Min-On: Those are exactly the same principles that we adhere to. For the last fifty-some years, Min-On has developed mutual understanding and respect among people of different races and nationalities through the global exchange of musical culture, inviting musicians and artists from 105 countries to date. Actually, this year we’ve added three more countries: Bahrain, Bosnia-Herzegovina and Nicaragua.  

Ambassador: That’s wonderful! We also hope and expect to introduce the music and culture of Denmark to the Japanese people one day.  Min-On has pioneered an important platform for a cultural exchange. Such events give us a way to introduce our own country’s unique culture to people around the world. Even though I am from Denmark, a European country, I may not have any idea about the music from Bosnia-Herzegovina—even though it is another European country. That said, I cannot imagine how the music from Bahrain sounds at all. The world has been morphing at high speed into something we’ve never seen before—constant new technologies, artificial intelligence, augmented reality, and so on. This is why, I think, culture must play a more and more important role in our future. With more opportunities for cultural exchange, we can develop mutual understanding between different countries. Eventually, this will achieve peace and harmony to reign over our world. 

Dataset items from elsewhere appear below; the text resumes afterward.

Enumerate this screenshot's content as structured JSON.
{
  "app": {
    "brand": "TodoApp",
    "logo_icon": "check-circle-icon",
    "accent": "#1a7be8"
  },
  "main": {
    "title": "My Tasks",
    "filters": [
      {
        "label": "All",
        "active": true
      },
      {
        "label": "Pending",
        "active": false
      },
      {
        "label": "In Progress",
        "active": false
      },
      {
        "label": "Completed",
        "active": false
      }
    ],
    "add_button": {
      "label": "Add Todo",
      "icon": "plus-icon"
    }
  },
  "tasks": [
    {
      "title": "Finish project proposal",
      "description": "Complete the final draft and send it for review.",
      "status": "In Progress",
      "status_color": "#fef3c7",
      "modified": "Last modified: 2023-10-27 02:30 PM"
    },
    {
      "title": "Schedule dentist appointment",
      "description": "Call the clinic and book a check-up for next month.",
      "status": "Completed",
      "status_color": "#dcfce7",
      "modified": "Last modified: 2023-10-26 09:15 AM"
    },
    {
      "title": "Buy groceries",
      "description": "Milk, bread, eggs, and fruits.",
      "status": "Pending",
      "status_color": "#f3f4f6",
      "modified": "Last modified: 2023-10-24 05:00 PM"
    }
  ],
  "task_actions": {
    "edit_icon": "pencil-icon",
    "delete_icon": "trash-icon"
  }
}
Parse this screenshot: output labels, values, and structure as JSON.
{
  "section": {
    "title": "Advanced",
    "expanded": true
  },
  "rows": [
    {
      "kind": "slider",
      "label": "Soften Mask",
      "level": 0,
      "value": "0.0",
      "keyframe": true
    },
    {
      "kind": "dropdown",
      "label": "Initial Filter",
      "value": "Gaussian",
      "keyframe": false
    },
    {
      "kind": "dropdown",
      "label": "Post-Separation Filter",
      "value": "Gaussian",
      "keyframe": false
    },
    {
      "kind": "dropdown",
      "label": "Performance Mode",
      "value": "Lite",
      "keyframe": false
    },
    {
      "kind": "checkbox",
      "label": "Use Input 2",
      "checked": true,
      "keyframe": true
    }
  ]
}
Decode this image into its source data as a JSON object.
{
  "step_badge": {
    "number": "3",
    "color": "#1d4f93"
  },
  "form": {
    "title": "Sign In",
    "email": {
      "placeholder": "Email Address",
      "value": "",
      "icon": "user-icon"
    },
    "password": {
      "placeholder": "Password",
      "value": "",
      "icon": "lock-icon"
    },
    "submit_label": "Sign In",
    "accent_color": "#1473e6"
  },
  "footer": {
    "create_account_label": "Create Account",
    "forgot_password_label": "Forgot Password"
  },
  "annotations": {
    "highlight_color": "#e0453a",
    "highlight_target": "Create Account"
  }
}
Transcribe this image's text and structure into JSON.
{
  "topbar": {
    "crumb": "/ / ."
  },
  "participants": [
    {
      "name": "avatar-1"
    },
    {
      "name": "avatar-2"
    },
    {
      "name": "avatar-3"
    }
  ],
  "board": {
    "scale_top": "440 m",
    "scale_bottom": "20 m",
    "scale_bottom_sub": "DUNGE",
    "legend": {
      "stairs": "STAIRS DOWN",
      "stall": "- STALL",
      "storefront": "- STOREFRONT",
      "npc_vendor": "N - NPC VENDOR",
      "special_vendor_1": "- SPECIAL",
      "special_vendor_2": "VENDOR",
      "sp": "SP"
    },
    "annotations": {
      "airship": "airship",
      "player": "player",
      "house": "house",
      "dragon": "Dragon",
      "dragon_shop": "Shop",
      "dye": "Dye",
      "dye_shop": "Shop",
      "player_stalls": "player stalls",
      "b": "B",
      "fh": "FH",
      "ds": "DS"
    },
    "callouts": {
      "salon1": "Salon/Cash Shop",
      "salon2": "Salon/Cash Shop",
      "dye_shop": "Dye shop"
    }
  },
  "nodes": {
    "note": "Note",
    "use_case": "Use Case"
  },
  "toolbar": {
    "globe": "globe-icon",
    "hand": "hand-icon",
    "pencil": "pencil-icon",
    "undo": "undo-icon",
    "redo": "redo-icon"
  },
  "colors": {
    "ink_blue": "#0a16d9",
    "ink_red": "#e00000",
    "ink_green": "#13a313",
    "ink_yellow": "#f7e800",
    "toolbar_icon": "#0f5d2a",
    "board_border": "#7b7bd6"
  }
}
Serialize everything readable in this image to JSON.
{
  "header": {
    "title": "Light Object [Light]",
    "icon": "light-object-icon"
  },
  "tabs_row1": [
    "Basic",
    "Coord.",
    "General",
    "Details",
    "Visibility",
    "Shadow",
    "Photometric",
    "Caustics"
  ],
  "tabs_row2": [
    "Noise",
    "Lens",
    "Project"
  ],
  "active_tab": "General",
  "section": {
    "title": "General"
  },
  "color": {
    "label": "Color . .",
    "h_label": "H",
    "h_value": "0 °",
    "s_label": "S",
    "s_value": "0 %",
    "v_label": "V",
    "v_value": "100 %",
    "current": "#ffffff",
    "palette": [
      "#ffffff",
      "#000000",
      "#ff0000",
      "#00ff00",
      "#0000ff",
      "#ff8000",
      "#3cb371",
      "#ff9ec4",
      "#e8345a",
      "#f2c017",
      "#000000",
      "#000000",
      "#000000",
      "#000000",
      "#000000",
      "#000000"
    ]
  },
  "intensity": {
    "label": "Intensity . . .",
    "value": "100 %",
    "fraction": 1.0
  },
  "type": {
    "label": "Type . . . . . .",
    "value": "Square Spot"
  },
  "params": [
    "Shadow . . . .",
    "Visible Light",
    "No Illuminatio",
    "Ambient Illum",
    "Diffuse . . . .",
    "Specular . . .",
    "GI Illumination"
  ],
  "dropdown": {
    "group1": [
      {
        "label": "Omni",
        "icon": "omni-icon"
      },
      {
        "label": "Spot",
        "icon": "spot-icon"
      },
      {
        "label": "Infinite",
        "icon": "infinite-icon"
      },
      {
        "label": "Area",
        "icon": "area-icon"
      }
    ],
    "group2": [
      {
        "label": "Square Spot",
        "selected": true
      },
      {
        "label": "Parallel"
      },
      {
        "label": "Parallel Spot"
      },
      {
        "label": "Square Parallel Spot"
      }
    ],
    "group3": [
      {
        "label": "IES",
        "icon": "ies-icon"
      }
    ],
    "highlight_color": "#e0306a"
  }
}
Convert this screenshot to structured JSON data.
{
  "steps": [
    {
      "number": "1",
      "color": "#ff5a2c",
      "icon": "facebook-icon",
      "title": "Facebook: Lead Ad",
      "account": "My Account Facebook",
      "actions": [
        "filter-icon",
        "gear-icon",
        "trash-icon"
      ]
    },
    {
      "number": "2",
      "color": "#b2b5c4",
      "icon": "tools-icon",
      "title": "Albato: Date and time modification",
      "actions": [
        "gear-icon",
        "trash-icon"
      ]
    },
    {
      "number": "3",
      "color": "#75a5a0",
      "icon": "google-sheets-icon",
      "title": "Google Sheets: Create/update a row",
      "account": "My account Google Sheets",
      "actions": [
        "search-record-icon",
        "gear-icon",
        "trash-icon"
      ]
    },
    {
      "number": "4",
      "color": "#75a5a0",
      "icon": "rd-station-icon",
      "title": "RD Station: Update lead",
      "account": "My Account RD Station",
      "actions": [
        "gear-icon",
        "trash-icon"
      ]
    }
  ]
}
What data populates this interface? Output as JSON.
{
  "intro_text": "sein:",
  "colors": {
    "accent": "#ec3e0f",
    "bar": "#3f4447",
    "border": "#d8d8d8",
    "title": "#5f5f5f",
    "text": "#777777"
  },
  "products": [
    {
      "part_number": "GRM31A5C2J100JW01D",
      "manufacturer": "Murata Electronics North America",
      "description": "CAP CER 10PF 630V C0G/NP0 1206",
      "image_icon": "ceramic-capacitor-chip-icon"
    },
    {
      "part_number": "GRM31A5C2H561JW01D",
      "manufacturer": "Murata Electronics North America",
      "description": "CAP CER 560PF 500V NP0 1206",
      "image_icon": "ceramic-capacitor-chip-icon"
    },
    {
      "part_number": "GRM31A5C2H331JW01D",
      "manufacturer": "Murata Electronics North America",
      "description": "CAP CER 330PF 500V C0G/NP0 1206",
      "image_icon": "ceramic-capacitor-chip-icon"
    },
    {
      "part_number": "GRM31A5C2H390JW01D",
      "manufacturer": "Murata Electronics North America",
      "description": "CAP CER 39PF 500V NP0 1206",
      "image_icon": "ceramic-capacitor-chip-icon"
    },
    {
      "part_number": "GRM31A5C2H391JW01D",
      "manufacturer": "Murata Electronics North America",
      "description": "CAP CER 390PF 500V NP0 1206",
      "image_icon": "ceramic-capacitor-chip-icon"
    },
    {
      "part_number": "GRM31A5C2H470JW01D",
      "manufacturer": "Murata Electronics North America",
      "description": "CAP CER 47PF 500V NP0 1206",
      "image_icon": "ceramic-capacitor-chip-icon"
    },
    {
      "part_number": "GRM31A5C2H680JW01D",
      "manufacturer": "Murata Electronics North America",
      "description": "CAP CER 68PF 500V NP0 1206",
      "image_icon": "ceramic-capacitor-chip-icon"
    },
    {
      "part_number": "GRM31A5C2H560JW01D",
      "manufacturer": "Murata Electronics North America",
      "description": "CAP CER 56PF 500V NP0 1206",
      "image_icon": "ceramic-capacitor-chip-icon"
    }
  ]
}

Min-On: A fantastic notion, your Excellency! Lastly, since this year marks the 150th anniversary of the establishment of diplomatic relations between Denmark and Japan, if your embassy has any special programs planned for the celebration, please tell us about them.

Ambassador: Yes, of course, it is my great pleasure to talk about the celebration. Of course, we must celebrate the past 150 years of successful and friendly ties between our two countries. Yet, we want to focus on the next 150 years in order to further develop bonds of friendship for the sake of the future. In that context, we have identified three keywords for the celebration. They are tradition, innovation and gateway.

Tradition relates directly to culture. In both Denmark and Japan, there are deep-rooted cultural traditions. We need to maintain them, nurturing those cultural values for the sake of the future. The second is innovation; in other words, creativity. We all know that creativity is a great force driving the future of our world. Last but not least, gateways are imperative for connecting our two countries and the world. Geographically speaking, Japan and Denmark stand very far apart—indeed, thousands of kilometers from each other. But by improving the convenience of our common gateways, we can further promote people-to-people exchange between the two countries. 

Focusing on these three keywords, we will plan and prepare a variety of celebration events. I believe that our celebration of the 150th anniversary should serve as a role model for proving the value of cultural exchange. It will prove that culture can be mutually beneficial among individuals, companies and countries, and at the same time, nurture peace, harmony and stability. We have achieved what we wanted thus far, and it’s our responsibility to commit ourselves to further strengthening the bonds of goodwill and friendship between Denmark and Japan. Thank you very much.